No desanimarnos y luchar para vencer las tentaciones que se presentan a diario, pidió el Cardenal Juan Luis Cipriani Thorne, durante el programa Diálogo de Fe, que se emite a través de RPP.
El inicio de la cuaresma y la celebración de tres años de haber sido creado como Cardenal por Su Santidad Juan Pablo II, fueron propicias para que el Arzobispo de Lima, Juan Luis Cipriani pidiera a la población sobreponerse a la adversidad y no ceder ante las tentaciones.
El Primado de Iglesia en el Perú señaló que desde el miércoles de ceniza, el próximo 25 de febrero, hay 40 días para limpiar el alma con la confesión y sacrificio, antes de participar en la gran fiesta de la Pascua.
Recordó que las tentaciones han estado presentes siempre, y tal como lo narra San Lucas, el mismo Jesús fue llevado al desierto por el diablo, para ser tentado 40 días después de no probar comida alguna.
El diablo existe
Al referirse al tema y plantearlo en el contexto actual, consideró que el problema de hoy es que la gente vive como si el diablo no existiera, cuando es un espíritu real que hace el mal.
“Por ejemplo, estás yendo al trabajo y te viene una idea de maltratar a una persona. Uno piensa qué malo soy porque tengo estas ideas para molestar a otro. Esa idea puede ser la que el diablo mete en tu cabeza para enemistarte con una persona. Si no creemos en esta palabra de Dios, de que el diablo existe, uno se pone nervioso”, explicó.
Jesús no tuvo pecado pero sí tentación
En el diálogo emitido, el Arzobispo de Lima expresó que Jesucristo, el verdadero Dios y hombre, pasó su vida casi como cualquier persona.
“Lo único diferente es que él no tuvo pecado pero sí tentación para decirte a ti y a mí: no te desanimes. La vida del hombre tiene como destino luchar con ese enemigo que a pesar de no haberlo causado nosotros, acude con frecuencia a nuestra vida”, anotó.
El Cardenal Cipriani advirtió que las tentaciones se presentan a través de las cosas que nos interesan o son una debilidad, porque el demonio sabe cuáles son ya que las ve.

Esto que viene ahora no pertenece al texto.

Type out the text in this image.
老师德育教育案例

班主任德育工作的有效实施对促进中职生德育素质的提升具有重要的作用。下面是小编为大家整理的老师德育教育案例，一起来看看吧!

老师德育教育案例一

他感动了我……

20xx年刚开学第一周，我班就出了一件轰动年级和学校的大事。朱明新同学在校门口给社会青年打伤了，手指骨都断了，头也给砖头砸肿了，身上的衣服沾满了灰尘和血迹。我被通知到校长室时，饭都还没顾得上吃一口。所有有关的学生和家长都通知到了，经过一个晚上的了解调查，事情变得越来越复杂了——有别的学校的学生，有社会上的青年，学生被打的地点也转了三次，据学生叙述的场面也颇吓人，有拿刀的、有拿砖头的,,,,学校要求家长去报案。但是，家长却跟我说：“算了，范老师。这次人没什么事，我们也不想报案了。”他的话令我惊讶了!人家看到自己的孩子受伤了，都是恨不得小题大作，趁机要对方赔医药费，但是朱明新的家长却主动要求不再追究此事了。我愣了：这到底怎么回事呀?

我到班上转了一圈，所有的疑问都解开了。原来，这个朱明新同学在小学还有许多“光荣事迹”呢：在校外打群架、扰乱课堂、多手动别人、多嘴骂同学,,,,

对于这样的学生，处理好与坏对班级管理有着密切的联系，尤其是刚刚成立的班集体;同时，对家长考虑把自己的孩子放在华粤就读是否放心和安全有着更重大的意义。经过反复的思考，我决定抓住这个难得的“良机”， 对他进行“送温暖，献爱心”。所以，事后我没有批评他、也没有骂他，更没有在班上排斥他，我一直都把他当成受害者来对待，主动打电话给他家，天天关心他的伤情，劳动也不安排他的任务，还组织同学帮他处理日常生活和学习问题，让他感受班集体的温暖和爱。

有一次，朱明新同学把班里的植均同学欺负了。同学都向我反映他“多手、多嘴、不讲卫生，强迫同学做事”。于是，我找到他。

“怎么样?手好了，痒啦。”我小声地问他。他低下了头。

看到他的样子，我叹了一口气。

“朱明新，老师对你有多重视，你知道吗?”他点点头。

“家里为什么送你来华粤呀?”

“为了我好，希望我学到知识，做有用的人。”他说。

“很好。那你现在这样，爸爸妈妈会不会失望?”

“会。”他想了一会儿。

Refirió que a través de las tentaciones, el cuerpo reclama ser dueño del espíritu y quiere imponerse al alma, y a veces lo logra generando que la gente se sienta abatida con un dolor de cabeza, se deje ganar por la flojera, no reflexione en cuánto pierde el tiempo, ceda ante el licor, etc.
Jesús, ayúdame
Ante la tentación, el Arzobispo de Lima consideró la necesidad de responderla con más espiritualidad, diciendo: “Jesús, tengo este pensamiento y no sé qué hacer. Ayúdame”.
Consideró como otra solución el acordarnos de que el diablo existe. “No es que seamos beatos o gente que se va a escandalizar; al revés, somos hombres y mujeres de carne y hueso que tenemos una dignidad. Esa dignidad nos dice cuídate las tentaciones”, recalcó.
Asimismo hizo un llamado para confiar en Dios. “Jesús se sometió a las tentaciones para decirnos: Yo he vencido al mal. No me pidas que el demonio no te tiente porque va a ser así, para eso está en el mundo. Yo lo he vencido y ahora que estoy contigo, de la misma manera te voy a ayudar”, dijo.
Respeto a la vida privada
Aunque el avance de la tecnología, a través de los videos y audio, hoy muestre el rostro de la tentación y cómo puede una persona ceder a ésta, su uso no debe poner en riesgo la vida privada, consideró el Primado de la Iglesia.
“El derecho a la intimidad, a la privacidad, a la familia, a tus aficiones y gustos no se puede violar permanentemente con videos porque si vamos rompiendo la intimidad de cada uno, el mundo se convierte en la promoción de la basura y esto es grave... Por eso, esa manera de vivir buscando cómo agarrar al otro en falta no es cristiana”, enfatizó.
Finalmente Su Eminencia dijo que la gente debe comprender que la felicidad en el hogar no está en la plata, en el video, en la coima, en la aprobación o en la encuesta, sino en el alma y en Dios.